Key point, as in anything, is to always have a good backup.
-
We once had a set of Compaq Proliant 800s that made it a decade without failing. They were all retired effectively still healthy - just old and worthless.
-
@scottalanmiller said:
We once had a set of Compaq Proliant 800s that made it a decade without failing. They were all retired effectively still healthy - just old and worthless.
That's about where we are. I've hung lucky mementos in there, and am hoping for the best.
I actually have a construction paper good luck charm a vendor's wife once gave me a long time ago (before these servers even) that's actually hanging in there. It has done it's job pretty good so far.
-
True story. Right after I posted that last post, I went into the server room to take a picture of this paper good luck charm. On the way back down the hall, the building's power went out, and has been out the past 3 hours. This week is just AWESOME!
Anyway, here is the picture:
Note the failed DELL right below it.
It did its job for many years, though. No complaints.
-
P.S. If anyone can read that, and it DOESN'T say good luck, please don't let me know.
-
What the heck is that thing?
-
@Reid-Cooper said:
What the heck is that thing?
Which thing?
The paper thing?
Way back in the day when I used to assemble computers, the wife of the guy whose shop I went to made that for me and said it was a good luck charm. I hung it in our server room, and it's been with the servers ever since.
-
-
@BRRABill said:
P.S. If anyone can read that, and it DOESN'T say good luck, please don't let me know.
@JaredBusch might know.
-
-
@scottalanmiller said:
RAID 5 induces other failures when you go to rebuild. It's extremely common and just an artifact of that RAID level. Doesn't mean that it will always do it or even normally do it, but it is very common. Once you do a drive swap it immediately increases the load on the drives and makes them more likely to fail.
Is it just RAID 5 that induces failures? I mean, theoretically couldn't a RAID 10 array do the same thing?
-
@BRRABill said:
Is it just RAID 5 that induces failures? I mean, theoretically couldn't a RAID 10 array do the same thing?
Parity RAID induces it on resilver, mirrored RAID really does not. It does a little, but only a little, and only to a single drive not all drives. So the impact of parity rebuilds is always at least double that of any mirrored RAID and often many, many times more.
-
My drive failed almost immediately. I mean, whatever happened rebooted the server.
-
@BRRABill said:
My drive failed almost immediately. I mean, whatever happened rebooted the server.

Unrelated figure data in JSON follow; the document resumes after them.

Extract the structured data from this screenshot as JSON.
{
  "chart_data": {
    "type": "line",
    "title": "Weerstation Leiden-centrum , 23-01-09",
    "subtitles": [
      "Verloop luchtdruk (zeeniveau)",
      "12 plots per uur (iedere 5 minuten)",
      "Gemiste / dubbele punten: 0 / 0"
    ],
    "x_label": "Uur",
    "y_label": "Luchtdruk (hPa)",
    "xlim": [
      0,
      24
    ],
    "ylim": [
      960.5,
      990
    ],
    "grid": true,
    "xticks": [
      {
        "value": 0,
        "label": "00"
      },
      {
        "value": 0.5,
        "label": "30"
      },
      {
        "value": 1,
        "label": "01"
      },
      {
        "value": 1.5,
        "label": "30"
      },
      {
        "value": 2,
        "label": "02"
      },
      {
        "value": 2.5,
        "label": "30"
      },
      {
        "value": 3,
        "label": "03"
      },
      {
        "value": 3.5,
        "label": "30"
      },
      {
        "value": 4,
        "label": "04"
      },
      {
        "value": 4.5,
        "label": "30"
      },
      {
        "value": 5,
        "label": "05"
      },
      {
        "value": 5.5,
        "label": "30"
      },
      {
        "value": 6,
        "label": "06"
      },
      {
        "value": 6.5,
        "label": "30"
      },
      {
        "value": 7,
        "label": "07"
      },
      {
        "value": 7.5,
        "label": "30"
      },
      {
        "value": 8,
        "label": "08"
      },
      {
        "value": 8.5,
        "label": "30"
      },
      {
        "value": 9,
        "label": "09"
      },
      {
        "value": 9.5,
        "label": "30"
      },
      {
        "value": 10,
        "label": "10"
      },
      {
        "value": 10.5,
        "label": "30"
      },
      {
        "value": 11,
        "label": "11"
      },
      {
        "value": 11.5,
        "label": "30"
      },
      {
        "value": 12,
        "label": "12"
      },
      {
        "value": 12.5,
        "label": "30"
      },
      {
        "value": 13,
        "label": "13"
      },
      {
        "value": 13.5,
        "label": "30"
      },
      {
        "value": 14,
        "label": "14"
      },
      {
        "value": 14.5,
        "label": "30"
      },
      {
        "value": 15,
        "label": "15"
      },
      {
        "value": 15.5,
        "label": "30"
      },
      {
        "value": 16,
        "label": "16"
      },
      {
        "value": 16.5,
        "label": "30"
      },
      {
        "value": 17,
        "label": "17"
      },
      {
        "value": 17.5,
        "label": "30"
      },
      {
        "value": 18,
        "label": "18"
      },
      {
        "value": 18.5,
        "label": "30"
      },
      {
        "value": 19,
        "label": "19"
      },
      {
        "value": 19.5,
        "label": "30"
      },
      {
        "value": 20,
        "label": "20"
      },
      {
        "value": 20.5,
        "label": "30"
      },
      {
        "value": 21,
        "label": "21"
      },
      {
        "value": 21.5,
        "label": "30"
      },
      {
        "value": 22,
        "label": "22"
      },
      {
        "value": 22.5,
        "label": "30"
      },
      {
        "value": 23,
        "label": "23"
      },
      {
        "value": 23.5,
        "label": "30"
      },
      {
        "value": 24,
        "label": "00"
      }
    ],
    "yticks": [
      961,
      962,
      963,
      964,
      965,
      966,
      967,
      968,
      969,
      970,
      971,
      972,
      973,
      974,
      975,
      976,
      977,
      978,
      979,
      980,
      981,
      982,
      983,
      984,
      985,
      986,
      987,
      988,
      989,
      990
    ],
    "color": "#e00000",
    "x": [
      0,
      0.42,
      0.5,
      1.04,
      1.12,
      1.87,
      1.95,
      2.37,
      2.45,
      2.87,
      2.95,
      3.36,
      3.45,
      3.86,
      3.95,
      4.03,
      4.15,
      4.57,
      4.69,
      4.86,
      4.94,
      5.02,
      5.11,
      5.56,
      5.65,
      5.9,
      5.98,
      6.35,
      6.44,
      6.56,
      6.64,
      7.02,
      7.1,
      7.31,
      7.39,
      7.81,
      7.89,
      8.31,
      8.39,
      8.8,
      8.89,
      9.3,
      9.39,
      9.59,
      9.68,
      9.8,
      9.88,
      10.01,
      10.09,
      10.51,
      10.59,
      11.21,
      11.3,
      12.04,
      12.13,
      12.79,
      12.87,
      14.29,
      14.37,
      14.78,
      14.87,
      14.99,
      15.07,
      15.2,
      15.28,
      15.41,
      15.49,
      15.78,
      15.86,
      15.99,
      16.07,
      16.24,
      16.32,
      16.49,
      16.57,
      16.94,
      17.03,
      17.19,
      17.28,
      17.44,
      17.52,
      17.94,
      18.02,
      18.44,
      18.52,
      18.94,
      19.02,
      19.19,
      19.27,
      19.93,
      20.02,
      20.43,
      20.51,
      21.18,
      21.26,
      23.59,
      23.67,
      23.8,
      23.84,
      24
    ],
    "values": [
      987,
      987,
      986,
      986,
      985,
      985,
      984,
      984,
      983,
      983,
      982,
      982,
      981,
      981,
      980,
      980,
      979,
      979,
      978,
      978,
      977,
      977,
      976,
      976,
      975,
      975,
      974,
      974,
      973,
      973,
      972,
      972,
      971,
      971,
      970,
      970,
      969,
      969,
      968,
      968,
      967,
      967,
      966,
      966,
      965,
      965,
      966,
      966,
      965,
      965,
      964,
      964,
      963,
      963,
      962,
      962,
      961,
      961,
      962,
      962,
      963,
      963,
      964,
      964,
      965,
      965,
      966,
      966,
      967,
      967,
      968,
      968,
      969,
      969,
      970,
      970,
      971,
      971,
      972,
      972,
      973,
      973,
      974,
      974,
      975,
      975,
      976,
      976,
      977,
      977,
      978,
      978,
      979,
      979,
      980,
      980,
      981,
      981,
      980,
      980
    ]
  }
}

With RAID 5 that can be almost anything. Secondary drive failed naturally, resilver induced, URE, etc. RAID 5 has abundant failure modes that could have happened there.
-
@BRRABill It's possible that the drive had a loose connection and replacing the other knocked it offline.
-
That too, could be as simple as physical vibration.
-
@BRRABill That Chinese character means "Spring".
-
It was firmly plugged in. I think it just gave up the ghost.
I've seen that kind of stuff happen with a surge, but that seems unlikely in a hotplug backplane.